Para mí, Antonio es familia. Me ha llamado por teléfono para abroncarme por alguna estupidez que estaba haciendo con mi vida, se ha leído todos mis manuscritos con una paciencia envidiable, ha dado el visto bueno —y malo— a mis novios, se ha metido con mi ropa y ha aceptado, como sólo lo hacen los familiares queridos, todos mis caprichos, vaivenes, salidas de tono e inquietudes durante los casi veinte años que lo conozco. También tiene una relación divina con mi familia carnal. Le disgustó darse cuenta de que no era «amante», como había creído, sino «amada», porque le pareció que lo iba a sufrir, y que lo sufriría por las mismas razones que él mismo lo sufría. Probablemente, como siempre, tenga razón.
En una ocasión me llamó por teléfono muy enfadado. Yo acababa de salir de una tienda donde trabajaba doblando camisetas y estaba cansadísima, por lo que me costó entender lo que sucedía. Me había estado llamando todo el día y, cada vez, se lo cogía un señor. Pensaba que le estaba tomando el pelo, pero lo que probablemente había sucedido era que estaba marcando un número viejo que ya no usaba hacía años, y que él no había borrado; se lo habrían dado a otra persona. Todavía me muero de la risa cada vez que pienso en aquel pobre hombre que pasaría toda una mañana recibiendo llamadas, cada vez más cabreadas, de un señor que decía ser Antonio Gala.
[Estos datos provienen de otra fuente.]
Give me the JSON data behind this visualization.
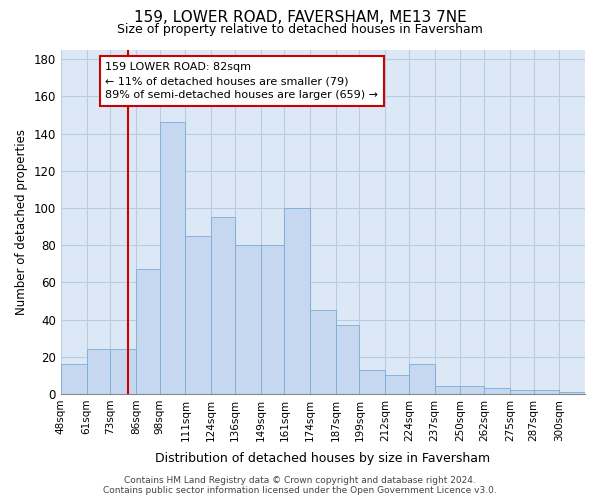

Al final, según él, incluso charlaron un poco. Me lo creo porque lo veo capaz de mantener una conversación con cualquier tipo de persona. Desde que lo conozco, he visto en ese rasgo el mayor signo de inteligencia. En el hecho de que le importase bien poco la imagen de sí mismo que perduraba, si conseguía que la Fundación funcionase, hay más generosidad de la que conocerán en su vida muchos de los que todavía se meten con él a día de hoy, cuando está retirado, tiene noventa y no se va a molestar en responder.
También tiene defectos, claro, como todo el mundo, aunque exista ahora un empeño antinatural en que finjamos que no, pero no sé si alguna vez me interesó la gente impoluta. También Antonio me dijo que si eran demasiado buenos para ser ciertos es que no lo eran, aplicando a las personas el mismo criterio que aplicase mi abuela con las situaciones y en idénticos términos. De las aguas mansas líbreme Dios, que de las turbulentas ya me libro yo (si fuera necesario). Tiene defectos, pero no me importan ni pienso hablar de ellos. Sé cómo íntimamente molesta saber que están ahí, y que él nunca me rechazaría por los míos. Antonio es una de mis relaciones más intensas y duraderas. Siempre ha estado, en lo bueno y en lo malo, desde que me crucé en su camino no sé muy bien por qué; porque soy afortunada, sin duda.
Está, y estará para siempre, en lo que de bueno haga en la vida, porque supo sembrar muy bien desde aquel flechazo primero, ese primer día de feria del libro: nunca ha permitido que se cierre la herida de la que brota todo y cómo lo agradezco. Supongo que, al fin y al cabo, eso es el amor.